I. Ma belle dame, à cause de vous je dois être joyeux, car, lors de notre séparation, vous m’avez donné un doux baiser avec tant de douceur qu’il m’a tiré le cœur du corps. Mon cœur est à vous, Madame, car je vous le laisse avec promesse de ne jamais le recouvrer ; en effet, le bonheur échu à Raoul de Cambrai ou à Floris, quand il monta au palais, ne fut pas plus grand que celui que j’ai éprouvé, parce que je suis fidèle et sincère, ma belle dame.

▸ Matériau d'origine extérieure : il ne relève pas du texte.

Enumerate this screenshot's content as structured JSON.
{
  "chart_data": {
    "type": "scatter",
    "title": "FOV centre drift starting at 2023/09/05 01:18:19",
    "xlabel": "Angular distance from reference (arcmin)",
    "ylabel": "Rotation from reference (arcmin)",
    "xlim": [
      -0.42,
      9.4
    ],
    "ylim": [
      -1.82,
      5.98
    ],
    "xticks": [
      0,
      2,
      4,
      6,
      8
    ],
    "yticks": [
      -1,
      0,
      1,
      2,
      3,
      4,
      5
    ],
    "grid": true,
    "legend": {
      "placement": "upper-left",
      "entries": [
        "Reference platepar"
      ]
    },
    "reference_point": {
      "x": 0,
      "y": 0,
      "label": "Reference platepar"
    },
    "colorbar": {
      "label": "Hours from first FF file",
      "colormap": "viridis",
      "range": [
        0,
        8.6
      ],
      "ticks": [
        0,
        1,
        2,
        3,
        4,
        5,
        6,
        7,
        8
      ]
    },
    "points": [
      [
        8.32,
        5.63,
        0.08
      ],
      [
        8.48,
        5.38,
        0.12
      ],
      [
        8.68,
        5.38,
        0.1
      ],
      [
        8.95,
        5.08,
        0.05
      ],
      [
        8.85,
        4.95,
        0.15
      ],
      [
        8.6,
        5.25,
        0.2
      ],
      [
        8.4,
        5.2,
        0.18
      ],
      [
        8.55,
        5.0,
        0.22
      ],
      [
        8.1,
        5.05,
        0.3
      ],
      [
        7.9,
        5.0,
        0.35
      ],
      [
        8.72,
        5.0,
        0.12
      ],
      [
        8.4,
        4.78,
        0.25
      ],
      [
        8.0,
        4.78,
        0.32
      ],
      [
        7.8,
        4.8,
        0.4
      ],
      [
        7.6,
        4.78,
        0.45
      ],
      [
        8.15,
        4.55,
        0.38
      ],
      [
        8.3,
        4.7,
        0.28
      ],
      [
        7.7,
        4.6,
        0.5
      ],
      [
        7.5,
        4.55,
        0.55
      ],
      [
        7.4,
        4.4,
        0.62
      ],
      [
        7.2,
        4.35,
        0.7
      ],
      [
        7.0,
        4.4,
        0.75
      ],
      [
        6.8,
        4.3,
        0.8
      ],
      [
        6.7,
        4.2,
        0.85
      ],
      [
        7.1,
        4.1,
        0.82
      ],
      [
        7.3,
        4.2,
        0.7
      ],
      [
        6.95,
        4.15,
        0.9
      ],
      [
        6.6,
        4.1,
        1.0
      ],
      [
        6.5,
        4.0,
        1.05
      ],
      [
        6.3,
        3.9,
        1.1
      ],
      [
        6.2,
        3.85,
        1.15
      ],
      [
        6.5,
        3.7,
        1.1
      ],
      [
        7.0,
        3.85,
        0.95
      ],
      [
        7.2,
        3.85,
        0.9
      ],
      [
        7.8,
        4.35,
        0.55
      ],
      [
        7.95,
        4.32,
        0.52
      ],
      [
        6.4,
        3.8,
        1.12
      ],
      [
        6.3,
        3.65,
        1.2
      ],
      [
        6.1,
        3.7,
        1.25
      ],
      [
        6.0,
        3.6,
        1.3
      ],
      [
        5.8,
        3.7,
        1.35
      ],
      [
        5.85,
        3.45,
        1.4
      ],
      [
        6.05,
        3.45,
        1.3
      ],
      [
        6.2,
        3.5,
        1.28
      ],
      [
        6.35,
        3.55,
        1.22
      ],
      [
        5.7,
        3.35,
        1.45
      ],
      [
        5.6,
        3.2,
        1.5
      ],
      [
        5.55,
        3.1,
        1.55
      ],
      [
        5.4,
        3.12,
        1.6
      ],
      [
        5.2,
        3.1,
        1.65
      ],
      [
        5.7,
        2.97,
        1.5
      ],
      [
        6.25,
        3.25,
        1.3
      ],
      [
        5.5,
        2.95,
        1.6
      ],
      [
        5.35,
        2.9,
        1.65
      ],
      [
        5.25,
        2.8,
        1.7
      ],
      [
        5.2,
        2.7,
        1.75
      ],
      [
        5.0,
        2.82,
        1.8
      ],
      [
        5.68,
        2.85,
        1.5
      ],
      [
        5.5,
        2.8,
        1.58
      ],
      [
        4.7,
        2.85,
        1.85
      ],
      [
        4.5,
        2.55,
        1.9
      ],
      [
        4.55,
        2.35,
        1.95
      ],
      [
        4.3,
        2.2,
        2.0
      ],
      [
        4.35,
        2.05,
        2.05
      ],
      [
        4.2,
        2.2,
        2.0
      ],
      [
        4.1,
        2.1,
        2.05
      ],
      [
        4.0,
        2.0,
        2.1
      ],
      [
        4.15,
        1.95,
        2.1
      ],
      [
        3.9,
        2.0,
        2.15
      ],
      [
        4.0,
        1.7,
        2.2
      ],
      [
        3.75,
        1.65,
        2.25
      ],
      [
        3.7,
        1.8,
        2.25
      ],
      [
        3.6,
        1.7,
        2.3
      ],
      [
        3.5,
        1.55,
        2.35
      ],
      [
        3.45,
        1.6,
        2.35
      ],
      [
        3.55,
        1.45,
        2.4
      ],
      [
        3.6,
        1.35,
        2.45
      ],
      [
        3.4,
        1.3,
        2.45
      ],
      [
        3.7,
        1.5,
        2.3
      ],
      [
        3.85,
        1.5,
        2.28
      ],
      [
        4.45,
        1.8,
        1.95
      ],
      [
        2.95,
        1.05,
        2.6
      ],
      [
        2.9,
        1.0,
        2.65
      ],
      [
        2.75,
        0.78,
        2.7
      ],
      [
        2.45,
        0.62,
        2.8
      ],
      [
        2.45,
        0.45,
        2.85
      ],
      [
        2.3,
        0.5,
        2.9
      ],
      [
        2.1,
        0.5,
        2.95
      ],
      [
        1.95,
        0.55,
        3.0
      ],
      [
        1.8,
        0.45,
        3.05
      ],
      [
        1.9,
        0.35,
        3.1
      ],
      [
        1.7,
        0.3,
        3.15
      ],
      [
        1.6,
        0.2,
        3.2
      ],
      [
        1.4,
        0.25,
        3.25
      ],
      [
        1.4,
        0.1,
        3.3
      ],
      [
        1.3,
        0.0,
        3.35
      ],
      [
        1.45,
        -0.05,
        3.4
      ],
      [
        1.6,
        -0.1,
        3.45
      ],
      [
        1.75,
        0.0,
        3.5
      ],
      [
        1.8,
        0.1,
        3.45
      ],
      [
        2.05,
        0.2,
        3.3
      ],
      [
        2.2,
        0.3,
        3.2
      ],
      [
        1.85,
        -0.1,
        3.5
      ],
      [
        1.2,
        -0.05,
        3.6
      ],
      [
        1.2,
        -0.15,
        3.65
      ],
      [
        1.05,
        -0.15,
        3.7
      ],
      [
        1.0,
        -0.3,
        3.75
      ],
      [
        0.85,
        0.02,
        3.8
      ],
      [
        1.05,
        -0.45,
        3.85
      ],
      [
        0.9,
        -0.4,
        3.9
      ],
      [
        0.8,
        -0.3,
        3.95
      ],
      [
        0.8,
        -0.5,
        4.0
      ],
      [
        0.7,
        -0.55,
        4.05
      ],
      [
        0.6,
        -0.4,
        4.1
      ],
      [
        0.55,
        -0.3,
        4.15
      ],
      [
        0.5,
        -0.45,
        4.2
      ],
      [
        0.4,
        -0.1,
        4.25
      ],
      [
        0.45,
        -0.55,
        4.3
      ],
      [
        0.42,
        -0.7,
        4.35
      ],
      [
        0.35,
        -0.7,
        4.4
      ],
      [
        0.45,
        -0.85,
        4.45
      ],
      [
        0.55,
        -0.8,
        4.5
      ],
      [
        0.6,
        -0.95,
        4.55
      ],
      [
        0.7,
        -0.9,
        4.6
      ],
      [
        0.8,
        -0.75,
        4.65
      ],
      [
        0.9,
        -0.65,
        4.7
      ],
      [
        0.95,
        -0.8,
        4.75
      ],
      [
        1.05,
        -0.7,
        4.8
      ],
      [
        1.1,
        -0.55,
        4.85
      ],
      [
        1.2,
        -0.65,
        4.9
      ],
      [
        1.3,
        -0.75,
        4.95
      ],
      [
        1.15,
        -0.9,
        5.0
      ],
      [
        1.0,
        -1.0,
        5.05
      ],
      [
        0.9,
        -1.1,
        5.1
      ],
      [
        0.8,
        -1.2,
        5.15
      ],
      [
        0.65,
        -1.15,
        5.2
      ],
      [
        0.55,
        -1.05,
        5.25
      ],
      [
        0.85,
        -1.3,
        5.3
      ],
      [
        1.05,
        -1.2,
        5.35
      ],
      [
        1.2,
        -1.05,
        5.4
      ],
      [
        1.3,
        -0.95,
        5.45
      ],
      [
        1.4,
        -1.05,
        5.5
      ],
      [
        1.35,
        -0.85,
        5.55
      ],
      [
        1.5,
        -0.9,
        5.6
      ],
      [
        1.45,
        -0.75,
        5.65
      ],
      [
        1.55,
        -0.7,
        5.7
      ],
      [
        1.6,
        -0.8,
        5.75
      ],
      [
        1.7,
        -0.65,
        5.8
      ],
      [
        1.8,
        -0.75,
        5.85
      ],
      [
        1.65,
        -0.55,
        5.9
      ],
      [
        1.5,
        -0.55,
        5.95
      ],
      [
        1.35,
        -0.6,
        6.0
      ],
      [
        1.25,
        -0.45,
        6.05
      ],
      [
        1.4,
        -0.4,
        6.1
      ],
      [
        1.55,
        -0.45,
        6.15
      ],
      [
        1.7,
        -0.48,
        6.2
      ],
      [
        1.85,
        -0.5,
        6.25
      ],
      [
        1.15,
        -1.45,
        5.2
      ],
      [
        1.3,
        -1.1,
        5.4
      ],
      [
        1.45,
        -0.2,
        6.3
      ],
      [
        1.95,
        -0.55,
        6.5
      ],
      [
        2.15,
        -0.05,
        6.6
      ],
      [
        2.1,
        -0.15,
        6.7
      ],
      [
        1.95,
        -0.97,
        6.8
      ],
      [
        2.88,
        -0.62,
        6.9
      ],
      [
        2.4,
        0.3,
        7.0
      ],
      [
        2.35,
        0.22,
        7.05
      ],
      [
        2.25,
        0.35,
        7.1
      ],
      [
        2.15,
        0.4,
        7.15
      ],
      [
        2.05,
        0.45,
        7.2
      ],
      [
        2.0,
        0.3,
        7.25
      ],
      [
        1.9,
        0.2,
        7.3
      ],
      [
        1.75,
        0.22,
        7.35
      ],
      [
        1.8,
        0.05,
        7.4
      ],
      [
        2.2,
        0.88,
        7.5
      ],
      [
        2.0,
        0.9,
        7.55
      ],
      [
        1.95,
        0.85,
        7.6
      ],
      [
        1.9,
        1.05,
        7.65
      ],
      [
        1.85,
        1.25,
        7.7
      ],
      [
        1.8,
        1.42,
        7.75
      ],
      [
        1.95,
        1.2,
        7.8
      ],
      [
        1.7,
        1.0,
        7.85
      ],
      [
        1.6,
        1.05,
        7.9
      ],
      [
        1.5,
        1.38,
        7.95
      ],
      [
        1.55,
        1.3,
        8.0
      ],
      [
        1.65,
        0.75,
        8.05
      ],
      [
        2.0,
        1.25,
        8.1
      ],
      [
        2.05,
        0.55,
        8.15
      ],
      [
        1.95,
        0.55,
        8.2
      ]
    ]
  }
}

II. Ma belle dame, que Dieu m’accorde son appui auprès de vous ! Je suis, en effet, mille fois plus à vous qu’à moi, plus docile qu’un serf ou un juif ; c’est de vous que je tiens mon alleu et mes fiefs et nulle épreuve ne peut me peser ; pourvu qu’elle vous plaise, elle m’est au contraire plaisante et légère ; je vais mourir tout comme André, et il vaudrait mieux pour moi avoir tué vingt pèlerins, ma belle dame.
III. Ma belle dame, je vous aime assurément si fort que, si vous n’êtes à moi, je suis arrivé à mauvais port, car la magie m’a bien montré et appris qu’en peu de temps les soupirs m’auront tué, si je ne connais pas avec vous la joie dans une chambre. Ah ! douce créature, que votre cœur y consente, car, sans vous, rien ne peut me donner du réconfort ; si je meurs ainsi, vous assumerez des péchés et un tort, ma belle dame.
IV. Ma belle dame, ne me laissez pas mourir : je vous aime mille fois plus que je ne puis le dire et il n’est rien que j’aime et désire autant que vous, pour qui je gémis et soupire. C’est vous qui y perdrez si vous me faites ainsi languir. Plus je vous vois, plus vous devenez belle. Vous m’avez blessé, et toute ma défense est inutile, avec un doux regard et un gracieux accueil, ma belle dame.
V. Ma belle dame, je suis rempli de désir pour vous ; savez-vous pourquoi ? C’est que vous êtes pleine de noblesse et de mérite, vous parlez gracieusement et vos réparties sont aimables : on ne peut vous voir sans être amoureux, car Dieu vous a donné un corps aux belles formes ; ne vous déplaise, j’en suis un peu jaloux ; car par l’amour fut vaincu Salomon et je le suis de même par vous, courtoise personne, ma belle dame.